Montana activist calls arson investigation "outrageous"
The head of a Montana gay and lesbian advocacy group said Saturday that a Missoula police arson investigation may be driven by bias, not evidence, and he's been dragged into it. Karl Olson of Helena, executive director of Pride, said Missoula police think political activists and community advocates orchestrated the arson to benefit their cause. The fire destroyed the Missoula residence of Carla Grayson and Adrianne Neff in February while the couple and their 2-year-old son were in the house. At a news conference Olson said the orchestration theory is outrageous and surreal and he believes the investigation may have a chilling effect on people involved in civil or human rights organizations.
Missoula County attorney Fred Van Valkenburg said police are simply trying to solve the case and have not targeted any organization.

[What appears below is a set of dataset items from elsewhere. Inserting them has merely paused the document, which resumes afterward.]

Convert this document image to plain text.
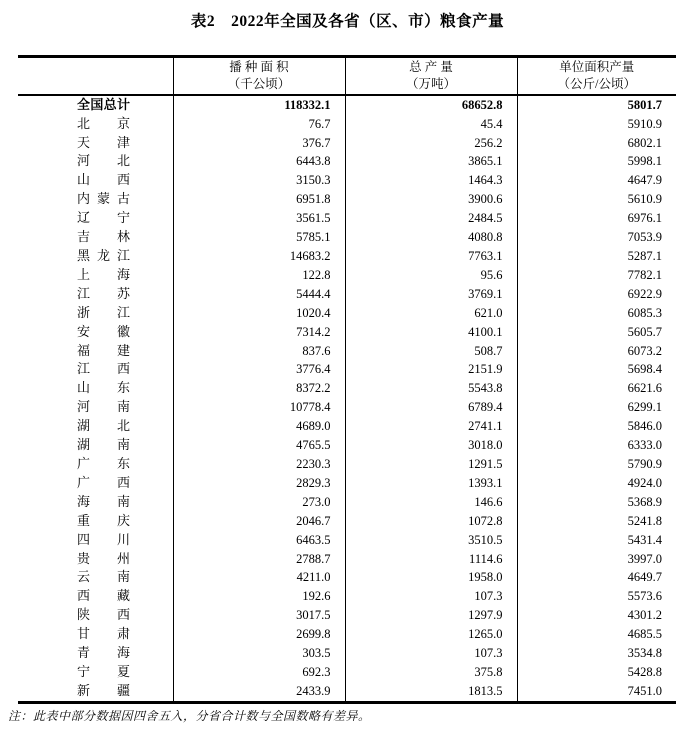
表2　2022年全国及各省（区、市）粮食产量

播 种 面 积
（千公顷）

总 产 量
（万吨）

单位面积产量
（公斤/公顷）

全 国 总 计	118332.1	68652.8	5801.7

北 京	76.7	45.4	5910.9

天 津	376.7	256.2	6802.1

河 北	6443.8	3865.1	5998.1

山 西	3150.3	1464.3	4647.9

内 蒙 古	6951.8	3900.6	5610.9

辽 宁	3561.5	2484.5	6976.1

吉 林	5785.1	4080.8	7053.9

黑 龙 江	14683.2	7763.1	5287.1

上 海	122.8	95.6	7782.1

江 苏	5444.4	3769.1	6922.9

浙 江	1020.4	621.0	6085.3

安 徽	7314.2	4100.1	5605.7

福 建	837.6	508.7	6073.2

江 西	3776.4	2151.9	5698.4

山 东	8372.2	5543.8	6621.6

河 南	10778.4	6789.4	6299.1

湖 北	4689.0	2741.1	5846.0

湖 南	4765.5	3018.0	6333.0

广 东	2230.3	1291.5	5790.9

广 西	2829.3	1393.1	4924.0

海 南	273.0	146.6	5368.9

重 庆	2046.7	1072.8	5241.8

四 川	6463.5	3510.5	5431.4

贵 州	2788.7	1114.6	3997.0

云 南	4211.0	1958.0	4649.7

西 藏	192.6	107.3	5573.6

陕 西	3017.5	1297.9	4301.2

甘 肃	2699.8	1265.0	4685.5

青 海	303.5	107.3	3534.8

宁 夏	692.3	375.8	5428.8

新 疆	2433.9	1813.5	7451.0
注：此表中部分数据因四舍五入，分省合计数与全国数略有差异。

Olson said Missoula detectives questioned him in Helena on Thursday and opened by asking if he would be surprised if they had information that he may have been involved in the arson. He said they asked where he was when the fire was set and that they were amazed a 700-person rally the next day could have been organized so quickly. "The horrific implication behind this interrogation was that I, Pride, other groups and other individuals working to support Carla and Adrianne--some combination of this support system--conspired to burn a house down to bring attention to our issues," Olson said.
Van Valkenburg said he couldn't comment on details of an ongoing investigation but that "Karl Olson is hardly the only person who has been interviewed by the police with respect to the investigation." Van Valkenburg characterized the questioning as "nothing but an effort by the police to investigate this case as thoroughly as they can." He also wouldn't comment on whom else police have questioned or say why authorities chose to question Olson.
In the days after the fire, police portrayed the blaze as an effort to kill Grayson, Neff, and the child. One motive linked the arson to a lawsuit the couple and two other women had filed against the Montana University System because it doesn't provide health insurance benefits to the partners of gay and lesbian employees. The suit, in which Pride also is a plaintiff, was filed by the American Civil Liberties Union and is pending in district court at Helena. However, police soon shifted their focus to Grayson and Neff, saying it appeared the fire was set with fuel and materials found at the couple's house.